Donald Trump afirma que mil mísseis estão prontos para ataque ao Irã caso ele seja alvo de assassinato
Presidente dos Estados Unidos disse que as Forças Armadas estão preparadas para destruir áreas do país caso ocorra um atentado contra ele.
Por Diário Local
O presidente dos Estados Unidos, Donald Trump, afirmou neste sábado (11/7) que mil mísseis estão prontos para o disparo contra o Irã caso o governo do país realize um atentado contra sua vida. O líder norte-americano declarou que as ordens de combate já foram transmitidas às Forças Armadas dos EUA.
Por meio de suas redes sociais, Trump detalhou que o contingente militar está preparado para destruir áreas do território iraniano. Segundo o presidente, a capacidade de resposta estaria disponível por um período de um ano, podendo ser prorrogada.
O presidente explicou que o plano de resposta prevê o uso de um lote inicial de mil mísseis. Além dessa força de ataque imediata, ele afirmou que outros milhares de projéteis seriam disparados na sequência do ataque inicial.
“Estou na lista deles há muito tempo. É com isso que estamos lidando”, revelou Trump ao comentar a hostilidade.

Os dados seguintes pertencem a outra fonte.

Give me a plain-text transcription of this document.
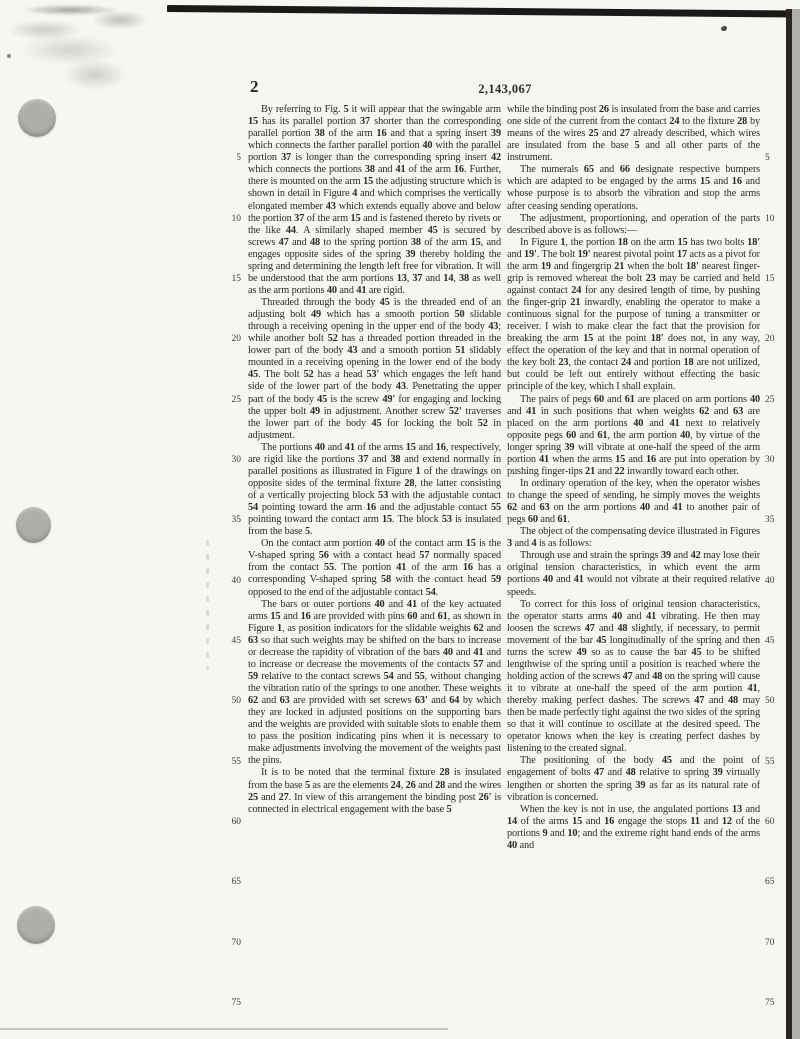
2	2,143,067
5
10
15
20
25
30
35
40
45
50
55
60
65
70
75
5
10
15
20
25
30
35
40
45
50
55
60
65
70
75

By referring to Fig. 5 it will appear that the swingable arm 15 has its parallel portion 37 shorter than the corresponding parallel portion 38 of the arm 16 and that a spring insert 39 which connects the farther parallel portion 40 with the parallel portion 37 is longer than the corresponding spring insert 42 which connects the portions 38 and 41 of the arm 16. Further, there is mounted on the arm 15 the adjusting structure which is shown in detail in Figure 4 and which comprises the vertically elongated member 43 which extends equally above and below the portion 37 of the arm 15 and is fastened thereto by rivets or the like 44. A similarly shaped member 45 is secured by screws 47 and 48 to the spring portion 38 of the arm 15, and engages opposite sides of the spring 39 thereby holding the spring and determining the length left free for vibration. It will be understood that the arm portions 13, 37 and 14, 38 as well as the arm portions 40 and 41 are rigid.

Threaded through the body 45 is the threaded end of an adjusting bolt 49 which has a smooth portion 50 slidable through a receiving opening in the upper end of the body 43; while another bolt 52 has a threaded portion threaded in the lower part of the body 43 and a smooth portion 51 slidably mounted in a receiving opening in the lower end of the body 45. The bolt 52 has a head 53' which engages the left hand side of the lower part of the body 43. Penetrating the upper part of the body 45 is the screw 49' for engaging and locking the upper bolt 49 in adjustment. Another screw 52' traverses the lower part of the body 45 for locking the bolt 52 in adjustment.

The portions 40 and 41 of the arms 15 and 16, respectively, are rigid like the portions 37 and 38 and extend normally in parallel positions as illustrated in Figure 1 of the drawings on opposite sides of the terminal fixture 28, the latter consisting of a vertically projecting block 53 with the adjustable contact 54 pointing toward the arm 16 and the adjustable contact 55 pointing toward the contact arm 15. The block 53 is insulated from the base 5.

On the contact arm portion 40 of the contact arm 15 is the V-shaped spring 56 with a contact head 57 normally spaced from the contact 55. The portion 41 of the arm 16 has a corresponding V-shaped spring 58 with the contact head 59 opposed to the end of the adjustable contact 54.

The bars or outer portions 40 and 41 of the key actuated arms 15 and 16 are provided with pins 60 and 61, as shown in Figure 1, as position indicators for the slidable weights 62 and 63 so that such weights may be shifted on the bars to increase or decrease the rapidity of vibration of the bars 40 and 41 and to increase or decrease the movements of the contacts 57 and 59 relative to the contact screws 54 and 55, without changing the vibration ratio of the springs to one another. These weights 62 and 63 are provided with set screws 63' and 64 by which they are locked in adjusted positions on the supporting bars and the weights are provided with suitable slots to enable them to pass the position indicating pins when it is necessary to make adjustments involving the movement of the weights past the pins.

It is to be noted that the terminal fixture 28 is insulated from the base 5 as are the elements 24, 26 and 28 and the wires 25 and 27. In view of this arrangement the binding post 26' is connected in electrical engagement with the base 5

while the binding post 26 is insulated from the base and carries one side of the current from the contact 24 to the fixture 28 by means of the wires 25 and 27 already described, which wires are insulated from the base 5 and all other parts of the instrument.

The numerals 65 and 66 designate respective bumpers which are adapted to be engaged by the arms 15 and 16 and whose purpose is to absorb the vibration and stop the arms after ceasing sending operations.

The adjustment, proportioning, and operation of the parts described above is as follows:—

In Figure 1, the portion 18 on the arm 15 has two bolts 18' and 19'. The bolt 19' nearest pivotal point 17 acts as a pivot for the arm 19 and fingergrip 21 when the bolt 18' nearest finger-grip is removed whereat the bolt 23 may be carried and held against contact 24 for any desired length of time, by pushing the finger-grip 21 inwardly, enabling the operator to make a continuous signal for the purpose of tuning a transmitter or receiver. I wish to make clear the fact that the provision for breaking the arm 15 at the point 18' does not, in any way, effect the operation of the key and that in normal operation of the key bolt 23, the contact 24 and portion 18 are not utilized, but could be left out entirely without effecting the basic principle of the key, which I shall explain.

The pairs of pegs 60 and 61 are placed on arm portions 40 and 41 in such positions that when weights 62 and 63 are placed on the arm portions 40 and 41 next to relatively opposite pegs 60 and 61, the arm portion 40, by virtue of the longer spring 39 will vibrate at one-half the speed of the arm portion 41 when the arms 15 and 16 are put into operation by pushing finger-tips 21 and 22 inwardly toward each other.

In ordinary operation of the key, when the operator wishes to change the speed of sending, he simply moves the weights 62 and 63 on the arm portions 40 and 41 to another pair of pegs 60 and 61.

The object of the compensating device illustrated in Figures 3 and 4 is as follows:

Through use and strain the springs 39 and 42 may lose their original tension characteristics, in which event the arm portions 40 and 41 would not vibrate at their required relative speeds.

To correct for this loss of original tension characteristics, the operator starts arms 40 and 41 vibrating. He then may loosen the screws 47 and 48 slightly, if necessary, to permit movement of the bar 45 longitudinally of the spring and then turns the screw 49 so as to cause the bar 45 to be shifted lengthwise of the spring until a position is reached where the holding action of the screws 47 and 48 on the spring will cause it to vibrate at one-half the speed of the arm portion 41, thereby making perfect dashes. The screws 47 and 48 may then be made perfectly tight against the two sides of the spring so that it will continue to oscillate at the desired speed. The operator knows when the key is creating perfect dashes by listening to the created signal.

The positioning of the body 45 and the point of engagement of bolts 47 and 48 relative to spring 39 virtually lengthen or shorten the spring 39 as far as its natural rate of vibration is concerned.

When the key is not in use, the angulated portions 13 and 14 of the arms 15 and 16 engage the stops 11 and 12 of the portions 9 and 10; and the extreme right hand ends of the arms 40 and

O norte-americano reforçou que deixou instruções para que o país seja bombardeado em níveis nunca vistos anteriormente caso seja alvo de um assassinato.
As declarações ocorrem em um momento de tensão sobre possíveis ameaças à segurança do líder dos EUA. Trump reiterou que as Forças Armadas estão "prontas, dispostas e capazes" de realizar a operação de grande escala.
Na sexta-feira (10/7), o presidente chegou a negar que tivesse recebido informações de inteligência de Israel sobre um novo plano iraniano para matá-lo. Contudo, ele manteve a postura de que as instruções de contraataque massivo já foram formalizadas.
Apesar da negação de recebimento de dados específicos de Israel, o cenário de alerta permanece alto. O presidente americano enfatizou que a questão de sua segurança está diretamente ligada à prontidão de suas forças militares em resposta a qualquer tentativa de ataque.
O governo dos Estados Unidos mantém o monitoramento sobre as movimentações do Irã. O anúncio de Trump reforça o tom de retaliação imediata e de proporções sistêmicas contra a nação do Oriente Médio em caso de confirmação de atentado.